Le marché du diable
Il y avait naguère, non loin du bourg de Guipry, un moulin à vent.
Perché sur une colline couverte d'ajoncs et de genêts quasi impénétrables, on aurait dit de loin le donjon d'un château fort qui aurait survécu aux ravages du temps.
Le meunier, qui y travaillait, marchait courbé sous le poids des ans.
Lithographie de Dériré Lucas
Son épouse l'aidait dans sa tâche.
Lithographie de Dériré Lucas
Mais, malgré le mal qu'ils se donnaient tous les deux, les affaires n'étaient guère brillantes.
Le moulin était éloigné des villages environnants et le chemin de terre qui y conduisait était souvent impraticable à la mauvaise saison.
Et aussi les loups rôdaient dans les parages.
Le meunier s'en allait avec sa charrette et son cheval démarcher les clients.
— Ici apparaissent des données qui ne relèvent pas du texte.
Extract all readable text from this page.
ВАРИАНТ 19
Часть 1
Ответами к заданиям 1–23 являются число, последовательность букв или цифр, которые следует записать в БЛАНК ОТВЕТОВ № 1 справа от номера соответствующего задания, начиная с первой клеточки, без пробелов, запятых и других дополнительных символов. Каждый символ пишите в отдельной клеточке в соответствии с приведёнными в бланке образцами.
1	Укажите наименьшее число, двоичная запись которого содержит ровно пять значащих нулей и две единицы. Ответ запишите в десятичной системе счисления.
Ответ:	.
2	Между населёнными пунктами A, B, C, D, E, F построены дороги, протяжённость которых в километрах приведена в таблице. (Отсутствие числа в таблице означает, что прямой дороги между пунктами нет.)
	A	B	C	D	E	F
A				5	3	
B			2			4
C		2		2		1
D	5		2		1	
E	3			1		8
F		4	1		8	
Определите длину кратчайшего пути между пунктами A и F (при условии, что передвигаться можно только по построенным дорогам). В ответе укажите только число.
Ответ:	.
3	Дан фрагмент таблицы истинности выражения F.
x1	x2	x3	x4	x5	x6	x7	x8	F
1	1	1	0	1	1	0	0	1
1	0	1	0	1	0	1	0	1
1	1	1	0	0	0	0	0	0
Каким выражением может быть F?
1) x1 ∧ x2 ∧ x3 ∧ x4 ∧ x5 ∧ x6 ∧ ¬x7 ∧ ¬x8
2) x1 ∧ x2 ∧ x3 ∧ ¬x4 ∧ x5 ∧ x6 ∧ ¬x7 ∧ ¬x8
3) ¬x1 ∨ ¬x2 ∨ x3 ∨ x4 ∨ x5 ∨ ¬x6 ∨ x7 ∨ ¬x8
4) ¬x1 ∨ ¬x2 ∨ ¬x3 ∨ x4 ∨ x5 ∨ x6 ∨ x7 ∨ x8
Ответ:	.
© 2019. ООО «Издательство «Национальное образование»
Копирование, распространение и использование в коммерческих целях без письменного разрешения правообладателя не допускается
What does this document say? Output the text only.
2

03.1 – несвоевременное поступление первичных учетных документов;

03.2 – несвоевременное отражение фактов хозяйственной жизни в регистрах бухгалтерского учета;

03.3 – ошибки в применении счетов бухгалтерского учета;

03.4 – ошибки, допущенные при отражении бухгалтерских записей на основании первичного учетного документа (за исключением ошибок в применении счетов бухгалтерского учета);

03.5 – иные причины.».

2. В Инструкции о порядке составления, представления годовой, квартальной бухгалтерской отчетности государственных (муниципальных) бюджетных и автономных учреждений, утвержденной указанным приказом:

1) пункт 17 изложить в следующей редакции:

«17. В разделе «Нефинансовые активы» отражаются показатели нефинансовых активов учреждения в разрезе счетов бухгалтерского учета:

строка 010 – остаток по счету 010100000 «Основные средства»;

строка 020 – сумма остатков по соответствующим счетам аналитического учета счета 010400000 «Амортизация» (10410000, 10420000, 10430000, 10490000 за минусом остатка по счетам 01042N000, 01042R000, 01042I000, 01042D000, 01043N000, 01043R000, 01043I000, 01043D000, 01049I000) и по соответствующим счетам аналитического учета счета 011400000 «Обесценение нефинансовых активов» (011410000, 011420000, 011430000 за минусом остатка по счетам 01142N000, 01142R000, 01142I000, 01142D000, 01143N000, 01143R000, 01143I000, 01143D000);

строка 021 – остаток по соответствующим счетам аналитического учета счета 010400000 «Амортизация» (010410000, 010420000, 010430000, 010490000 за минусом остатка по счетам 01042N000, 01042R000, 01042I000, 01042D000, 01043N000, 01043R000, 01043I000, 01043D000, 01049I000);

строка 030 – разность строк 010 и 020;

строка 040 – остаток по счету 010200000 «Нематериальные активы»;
Il ramenait l'orge, le seigle et le sarrasin qu'on lui confiait à moudre.
Les jours suivants il retournait livrer ses farines et sons.
Un soir, il regagnait son moulin après une dure journée.
Comme d'habitude, les paysans ne l'avaient pas payé de son travail, mais ils avaient promis de le faire.
Leur générosité ne s'était manifestée que dans une abondance de bolées qu'il n'avait pas su refuser.
Assis à l'avant de sa charrette, il somnolait, laissant au cheval le soin de la conduire à la maison.
La brave bête connaissait l'itinéraire à suivre. Elle évitait toutes les ornières... ou presque, car soudain l'une, plus profonde que les autres, arrêta net l'attelage et renversa à moitié la charrette.
Le meunier se retrouva par terre, mais sans mal. Il en fut quitte pour la peur.
Il tenta de sortir de ce mauvais pas, mais rien n'y fit.
Il appela à son aide tous les dieux du ciel et de la terre, par centaines et par milliers.
Mais sans doute oublia-t-il de les désigner par leur nom, car aucun ne répondit à son appel.